Scientists from the University of Manchester (UK) have just published a study in the journal Nature and have found a moderate but significant link between the intensity of pain in patients suffering from joint problems (arthritis, osteoarthritis, rheumatoid arthritis, fibromyalgia…) and the ambient humidity.

“Since Hippocrates, weather conditions have been thought to affect symptoms in arthritis patients,” says Prof. William Dixon, lead author of the study and director of the Centre for Arthritis Epidemiology at the University of Manchester. “About three quarters of people with arthritis believe that the weather affects their pain,” he added.

It was still necessary to prove that this weather/pain link was real. To do this, the authors recruited more than 13,000 people, and collected the final data from 2,658 of them, who gave their daily pain feelings via a smartphone application, for six months. While most of the participants (80.8% of whom were women) suffered from rheumatoid arthritis (18.5%) or osteoarthritis (24.1%), others suffered from fibromyalgia (26.4%), unspecified arthritis (34.6%) or neuropathic pain.

Specially designed for the study, the smartphone app assessed pain levels while collecting weather data through the phone’s GPS.

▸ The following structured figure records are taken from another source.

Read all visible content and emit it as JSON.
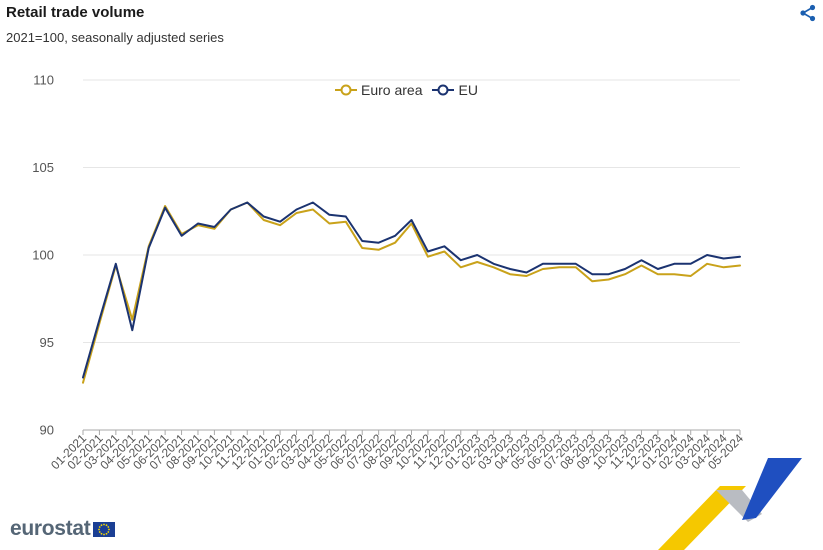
{
  "header": {
    "title": "Retail trade volume",
    "subtitle": "2021=100, seasonally adjusted series",
    "share_icon": "share-icon"
  },
  "brand": {
    "name": "eurostat",
    "flag_icon": "eu-flag-icon"
  },
  "colors": {
    "euro_area": "#c9a21a",
    "eu": "#1b3370",
    "grid": "#e6e6e6",
    "axis": "#aaaaaa",
    "share": "#1b5fb0"
  },
  "chart_data": {
    "type": "line",
    "title": "Retail trade volume",
    "subtitle": "2021=100, seasonally adjusted series",
    "xlabel": "",
    "ylabel": "",
    "ylim": [
      90,
      110
    ],
    "yticks": [
      "90",
      "95",
      "100",
      "105",
      "110"
    ],
    "grid": true,
    "legend_position": "top-center",
    "categories": [
      "01-2021",
      "02-2021",
      "03-2021",
      "04-2021",
      "05-2021",
      "06-2021",
      "07-2021",
      "08-2021",
      "09-2021",
      "10-2021",
      "11-2021",
      "12-2021",
      "01-2022",
      "02-2022",
      "03-2022",
      "04-2022",
      "05-2022",
      "06-2022",
      "07-2022",
      "08-2022",
      "09-2022",
      "10-2022",
      "11-2022",
      "12-2022",
      "01-2023",
      "02-2023",
      "03-2023",
      "04-2023",
      "05-2023",
      "06-2023",
      "07-2023",
      "08-2023",
      "09-2023",
      "10-2023",
      "11-2023",
      "12-2023",
      "01-2024",
      "02-2024",
      "03-2024",
      "04-2024",
      "05-2024"
    ],
    "series": [
      {
        "name": "Euro area",
        "values": [
          92.7,
          96.1,
          99.4,
          96.3,
          100.5,
          102.8,
          101.2,
          101.7,
          101.5,
          102.6,
          103.0,
          102.0,
          101.7,
          102.4,
          102.6,
          101.8,
          101.9,
          100.4,
          100.3,
          100.7,
          101.8,
          99.9,
          100.2,
          99.3,
          99.6,
          99.3,
          98.9,
          98.8,
          99.2,
          99.3,
          99.3,
          98.5,
          98.6,
          98.9,
          99.4,
          98.9,
          98.9,
          98.8,
          99.5,
          99.3,
          99.4
        ]
      },
      {
        "name": "EU",
        "values": [
          93.0,
          96.3,
          99.5,
          95.7,
          100.4,
          102.7,
          101.1,
          101.8,
          101.6,
          102.6,
          103.0,
          102.2,
          101.9,
          102.6,
          103.0,
          102.3,
          102.2,
          100.8,
          100.7,
          101.1,
          102.0,
          100.2,
          100.5,
          99.7,
          100.0,
          99.5,
          99.2,
          99.0,
          99.5,
          99.5,
          99.5,
          98.9,
          98.9,
          99.2,
          99.7,
          99.2,
          99.5,
          99.5,
          100.0,
          99.8,
          99.9
        ]
      }
    ]
  }
}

“The analysis showed that on wet and windy days with low air pressure, the chances of having more pain, compared to an average day, was about 20%,” Prof. Dixon detailed. “That would mean that if your chances of having a painful day when the weather is average are 5 in 100, they would increase to 6 in 100 on a wet and windy day,” he added. The most painful days in terms of painful feelings were found to be days that were both wet, windy and cold. No relationship between pain and amount of precipitation alone or temperature alone was observed.

Prof. Dixon suggests that these results may lead meteorologists to give pain forecasts alongside air quality forecasts, to help people with chronic pain “plan their activities by doing more difficult tasks on days when pain is less intense.”

As one of the study participants pointed out to Medical News Today, this study allows patients to feel less guilty about their pain, to accept that the pain may be unrelated to what they did or did not do.